If a preoccupation with internet shopping or social media is eating into your time, eliminating that habit may improve your performance at work or school simply because you have more time to study. That could explain why practitioners of dopamine fasting report feeling more productive after implementing the fasts.

It’s also conceivable, Johnson says, that practicing delayed gratification in the form of a dopamine fast could strengthen the parts of the brain associated with self-control. It is possible that in today’s society, the ease of access to food and entertainment means there are fewer barriers to rewards than there used to be, which has reduced our ability to curtail impulsive behaviors. In that broader sense, dopamine fasting could, at least in theory, improve an individual’s overall ability to set and achieve goals.
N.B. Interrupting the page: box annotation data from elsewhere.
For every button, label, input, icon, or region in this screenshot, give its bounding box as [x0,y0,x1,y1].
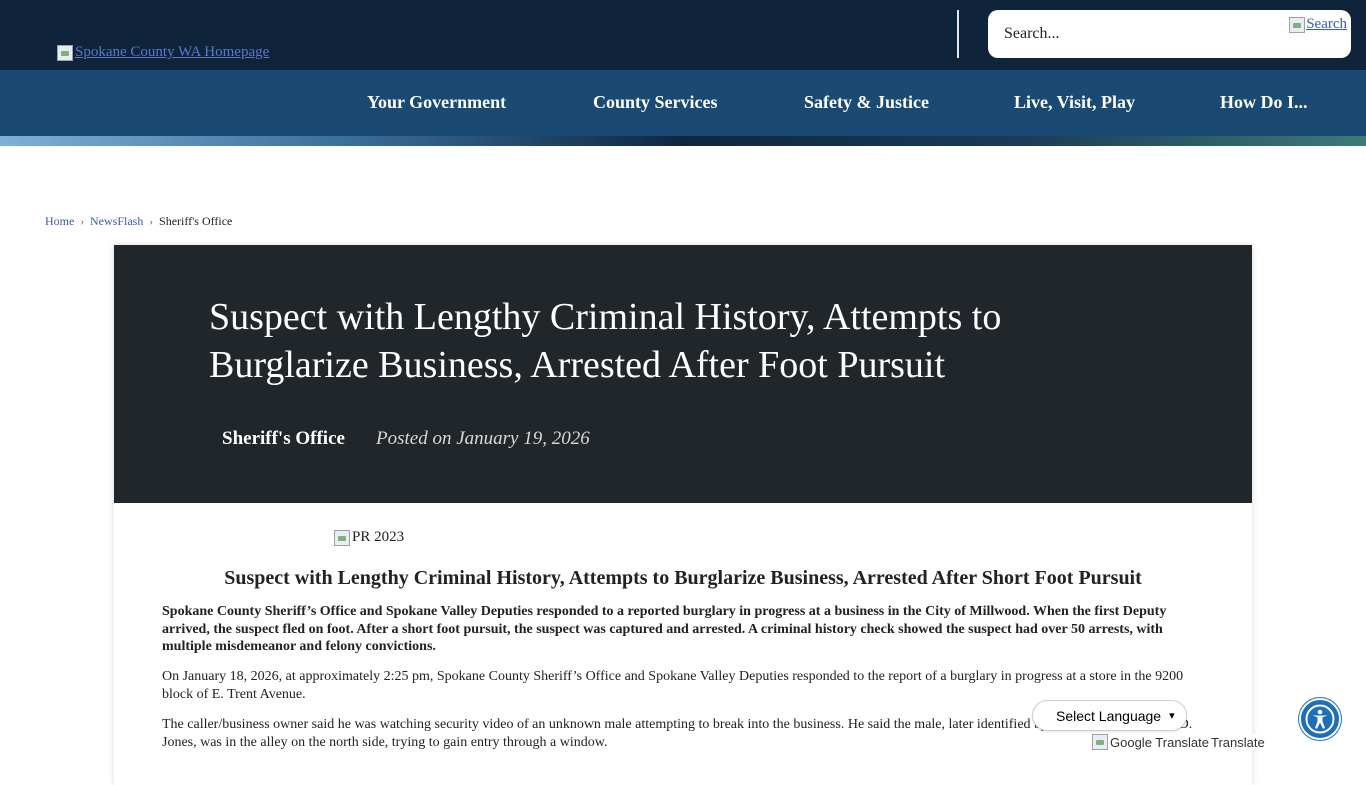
breadcrumb: Home › NewsFlash › Sheriff's Office [45,214,232,229]
breadcrumb-separator-icon: › [80,215,84,228]
chevron-down-icon: ▾ [1169,710,1175,722]
main-nav: Your Government County Services Safety &… [0,70,1366,136]
google-translate-alt: Google Translate [1110,734,1210,750]
article-summary: Spokane County Sheriff’s Office and Spok… [162,604,1167,654]
press-release-image: PR 2023 [334,529,404,546]
accessibility-button[interactable] [1299,698,1341,740]
press-release-image-alt: PR 2023 [352,529,405,545]
search-box: Search [988,10,1351,58]
article-department: Sheriff's Office [222,428,345,449]
search-input[interactable] [1002,22,1282,46]
google-translate-credit[interactable]: Google Translate Translate [1092,734,1265,750]
search-button[interactable]: Search [1289,16,1347,33]
breadcrumb-home[interactable]: Home [45,214,74,229]
article-title: Suspect with Lengthy Criminal History, A… [209,296,1002,386]
article-posted-date: Posted on January 19, 2026 [376,428,590,449]
language-select-label: Select Language [1056,707,1162,724]
article-paragraph-1: On January 18, 2026, at approximately 2:… [162,669,1184,702]
google-translate-logo-icon [1092,734,1108,750]
breadcrumb-newsflash[interactable]: NewsFlash [90,214,143,229]
header-divider [957,10,959,58]
nav-accent-stripe [0,136,1366,146]
nav-county-services[interactable]: County Services [593,92,718,113]
nav-live-visit-play[interactable]: Live, Visit, Play [1014,92,1135,113]
logo-alt-text: Spokane County WA Homepage [75,44,270,60]
home-logo-link[interactable]: Spokane County WA Homepage [57,44,269,61]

This could be especially true for teens and young people, says Peter Grinspoon, MD, an instructor in medicine at Harvard Medical School and a certified health and wellness coach in Boston, who is in recovery from opioid addiction. Teens are still learning how to manage feelings such as loneliness, boredom, and anger. And they tend to be more prone to addictions because they might discover something like drug use before they encounter healthier coping mechanisms.

“I was reading an article someone wrote about how when we were kids, we would stare out the window and think about life and that wouldn’t be boring to us,” Dr. Grinspoon says. “Now kids have phones and TVs in their cars. … They’re constantly bombarded and there’s no need to learn to manage your own internal states.”

This does all beg the question: “Why not just say these are healthy habits instead of creating a phony concept?” says Grinspoon, who is critical of the use of the term “dopamine detox” because he believes it has led to potentially harmful misinterpretations even though he supports the general notion of reducing phone and internet use.

“I’m not a believer in selling intellectual snake oil. There’s enough scientific information out there,” he says. “I don’t think it’s ethical to come up with a nonsensical construct even if you get people to adopt healthy habits.”